La Story Nostalgie in Belgium (3) : Telex

par Brice Depasse

TELEX1Parti d'un délire, un cover des yéyés Chats Sauvages façon rythmes cybernétiques, un genre tout neuf en 1978, Telex devient une référence branchée qui finit pourtant un soir sous les feux d'un Concours eurovision de la chanson pas prêt à les entendre.

L'incroyable histoire (belge) d'un des groupes les plus innovateurs de la pop music.

A la fin des années 70, alors que beaucoup de groupes belges peinent à se faire reconnaître, un trio bruxellois n’a aucun mal à trouver une firme de disques pour l’éditer. En effet Marc Moulin, Michel Moers et Dan Lacksman n’ont pas encore terminé leur premier titre que Roland Klüger, un des plus grands producteurs sur la place de Bruxelles depuis le début de la décennie, les signe sur son label.

Il faut dire que leur chanson n’est pas banale : faire un cover du Twist à St Tropez des Chats sauvages sur des synthés et un rythme électronique, un genre uniquement réservé aux Kraftwerk à l’époque, ce n’est pas banal. Et puis il y a ce quelque chose en plus de typiquement belge : l’humour avec absence de prise au sérieux.

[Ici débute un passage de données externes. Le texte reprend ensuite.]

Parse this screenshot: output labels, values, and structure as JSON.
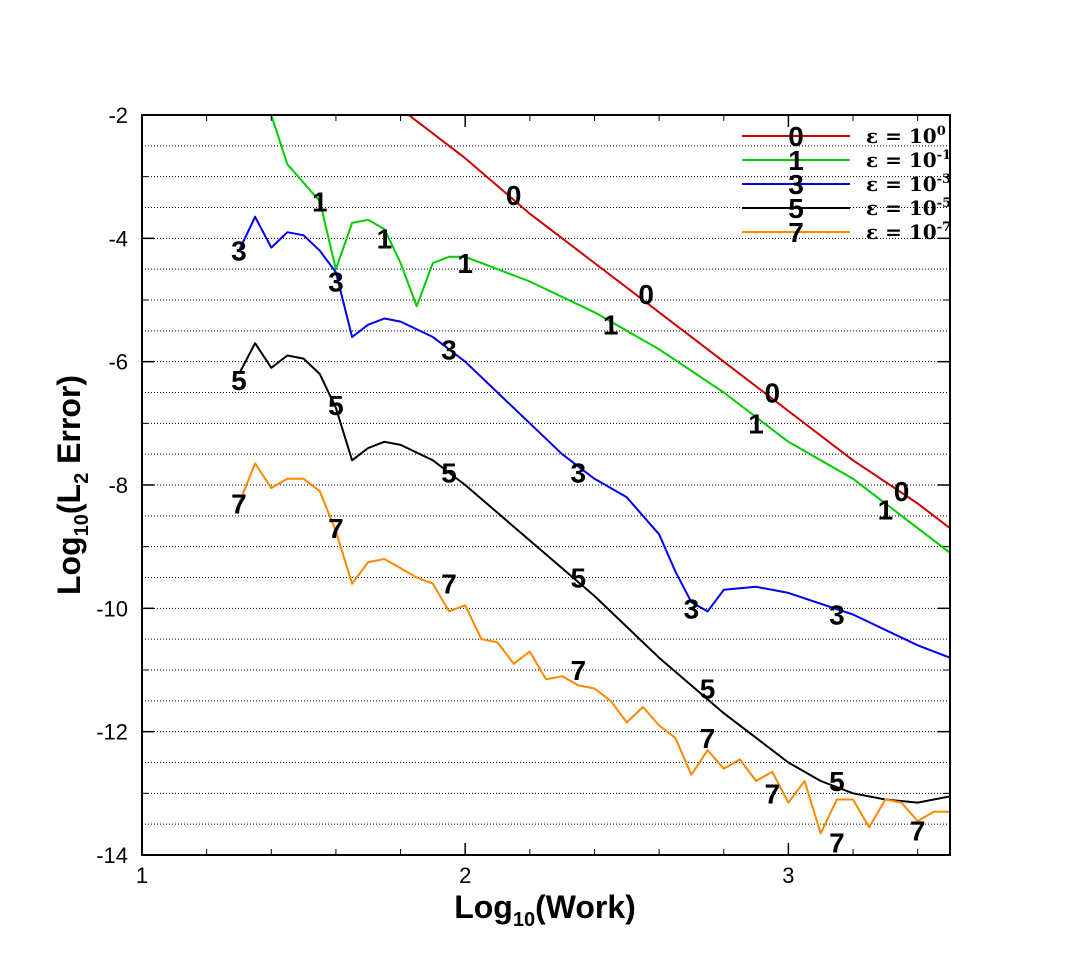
{
  "chart_data": {
    "type": "line",
    "xlabel": {
      "prefix": "Log",
      "sub": "10",
      "suffix": "(Work)"
    },
    "ylabel": {
      "prefix": "Log",
      "sub": "10",
      "mid": "(L",
      "sub2": "2",
      "suffix": " Error)"
    },
    "xlim": [
      1,
      3.5
    ],
    "ylim": [
      -14,
      -2
    ],
    "xticks": [
      "1",
      "2",
      "3"
    ],
    "yticks": [
      "-2",
      "-4",
      "-6",
      "-8",
      "-10",
      "-12",
      "-14"
    ],
    "grid": "horizontal dotted",
    "legend_position": "top-right",
    "series": [
      {
        "label": "0",
        "legend_eps": "ε = 10",
        "legend_exp": "0",
        "color": "#cc0000",
        "x": [
          1.5,
          1.8,
          2.0,
          2.2,
          2.4,
          2.6,
          2.8,
          3.0,
          3.2,
          3.4,
          3.5
        ],
        "y": [
          -0.5,
          -1.9,
          -2.7,
          -3.6,
          -4.4,
          -5.2,
          -6.0,
          -6.8,
          -7.6,
          -8.3,
          -8.7
        ],
        "labels_at": [
          [
            2.15,
            -3.3
          ],
          [
            2.56,
            -4.9
          ],
          [
            2.95,
            -6.5
          ],
          [
            3.35,
            -8.1
          ]
        ]
      },
      {
        "label": "1",
        "legend_eps": "ε = 10",
        "legend_exp": "-1",
        "color": "#00cc00",
        "x": [
          1.4,
          1.45,
          1.5,
          1.55,
          1.6,
          1.65,
          1.7,
          1.75,
          1.8,
          1.85,
          1.9,
          1.95,
          2.0,
          2.1,
          2.2,
          2.4,
          2.6,
          2.8,
          3.0,
          3.2,
          3.4,
          3.5
        ],
        "y": [
          -2.0,
          -2.8,
          -3.1,
          -3.4,
          -4.5,
          -3.75,
          -3.7,
          -3.85,
          -4.4,
          -5.1,
          -4.4,
          -4.3,
          -4.3,
          -4.5,
          -4.7,
          -5.2,
          -5.8,
          -6.5,
          -7.3,
          -7.9,
          -8.7,
          -9.1
        ],
        "labels_at": [
          [
            1.55,
            -3.4
          ],
          [
            1.75,
            -4.0
          ],
          [
            2.0,
            -4.4
          ],
          [
            2.45,
            -5.4
          ],
          [
            2.9,
            -7.0
          ],
          [
            3.3,
            -8.4
          ]
        ]
      },
      {
        "label": "3",
        "legend_eps": "ε = 10",
        "legend_exp": "-3",
        "color": "#0000ee",
        "x": [
          1.3,
          1.35,
          1.4,
          1.45,
          1.5,
          1.55,
          1.6,
          1.65,
          1.7,
          1.75,
          1.8,
          1.9,
          2.0,
          2.1,
          2.2,
          2.3,
          2.4,
          2.5,
          2.6,
          2.65,
          2.7,
          2.75,
          2.8,
          2.9,
          3.0,
          3.2,
          3.4,
          3.5
        ],
        "y": [
          -4.2,
          -3.65,
          -4.15,
          -3.9,
          -3.95,
          -4.2,
          -4.55,
          -5.6,
          -5.4,
          -5.3,
          -5.35,
          -5.6,
          -6.0,
          -6.5,
          -7.0,
          -7.5,
          -7.9,
          -8.2,
          -8.8,
          -9.4,
          -9.9,
          -10.05,
          -9.7,
          -9.65,
          -9.75,
          -10.1,
          -10.6,
          -10.8
        ],
        "labels_at": [
          [
            1.3,
            -4.2
          ],
          [
            1.6,
            -4.7
          ],
          [
            1.95,
            -5.8
          ],
          [
            2.35,
            -7.8
          ],
          [
            2.7,
            -10.0
          ],
          [
            3.15,
            -10.1
          ]
        ]
      },
      {
        "label": "5",
        "legend_eps": "ε = 10",
        "legend_exp": "-5",
        "color": "#000000",
        "x": [
          1.3,
          1.35,
          1.4,
          1.45,
          1.5,
          1.55,
          1.6,
          1.65,
          1.7,
          1.75,
          1.8,
          1.9,
          2.0,
          2.2,
          2.4,
          2.6,
          2.8,
          3.0,
          3.1,
          3.2,
          3.3,
          3.4,
          3.5
        ],
        "y": [
          -6.2,
          -5.7,
          -6.1,
          -5.9,
          -5.95,
          -6.2,
          -6.75,
          -7.6,
          -7.4,
          -7.3,
          -7.35,
          -7.6,
          -8.0,
          -8.9,
          -9.8,
          -10.8,
          -11.7,
          -12.5,
          -12.8,
          -13.0,
          -13.1,
          -13.15,
          -13.05
        ],
        "labels_at": [
          [
            1.3,
            -6.3
          ],
          [
            1.6,
            -6.7
          ],
          [
            1.95,
            -7.8
          ],
          [
            2.35,
            -9.5
          ],
          [
            2.75,
            -11.3
          ],
          [
            3.15,
            -12.8
          ]
        ]
      },
      {
        "label": "7",
        "legend_eps": "ε = 10",
        "legend_exp": "-7",
        "color": "#ff8800",
        "x": [
          1.3,
          1.35,
          1.4,
          1.45,
          1.5,
          1.55,
          1.6,
          1.65,
          1.7,
          1.75,
          1.8,
          1.85,
          1.9,
          1.95,
          2.0,
          2.05,
          2.1,
          2.15,
          2.2,
          2.25,
          2.3,
          2.35,
          2.4,
          2.45,
          2.5,
          2.55,
          2.6,
          2.65,
          2.7,
          2.75,
          2.8,
          2.85,
          2.9,
          2.95,
          3.0,
          3.05,
          3.1,
          3.15,
          3.2,
          3.25,
          3.3,
          3.35,
          3.4,
          3.45,
          3.5
        ],
        "y": [
          -8.3,
          -7.65,
          -8.05,
          -7.9,
          -7.9,
          -8.1,
          -8.75,
          -9.6,
          -9.25,
          -9.2,
          -9.35,
          -9.5,
          -9.6,
          -10.05,
          -9.95,
          -10.5,
          -10.55,
          -10.9,
          -10.7,
          -11.15,
          -11.1,
          -11.25,
          -11.3,
          -11.5,
          -11.85,
          -11.6,
          -11.9,
          -12.1,
          -12.7,
          -12.3,
          -12.6,
          -12.45,
          -12.8,
          -12.65,
          -13.15,
          -12.8,
          -13.65,
          -13.1,
          -13.1,
          -13.55,
          -13.1,
          -13.15,
          -13.45,
          -13.3,
          -13.3
        ],
        "labels_at": [
          [
            1.3,
            -8.3
          ],
          [
            1.6,
            -8.7
          ],
          [
            1.95,
            -9.6
          ],
          [
            2.35,
            -11.0
          ],
          [
            2.75,
            -12.1
          ],
          [
            2.95,
            -13.0
          ],
          [
            3.15,
            -13.8
          ],
          [
            3.4,
            -13.6
          ]
        ]
      }
    ]
  }
}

Ce qui n’était au départ qu’un délire contraint les trois joyeux drilles à finir leur morceau, enregistrer une face B pour le 45 tours et même tourner un clip vidéo avec, je vous le donne en mille, René Steichen à Luxembourg.

Au fait savez-vous pourquoi ils portent tous les trois cagoule et salopette ? Et bien parce que Marc Moulin ne voulait pas être reconnu pour laisser au groupe toutes ses chances d’exister pour ce qu’il était.

Après deux autres reprises tout aussi humoristiques et décalées, Telex s’est déjà fait un nom dans l’avant-garde et le public branché quand vient le succès international. Nous sommes en 1979 et pour la première fois, les discothèques du monde entier vibrent avec un maxi 45 tours au rythme synthétique. Il n’en faut pas plus au service variété de la RTBF pour demander à Telex de représenter nos couleurs au Concours eurovision de la chanson.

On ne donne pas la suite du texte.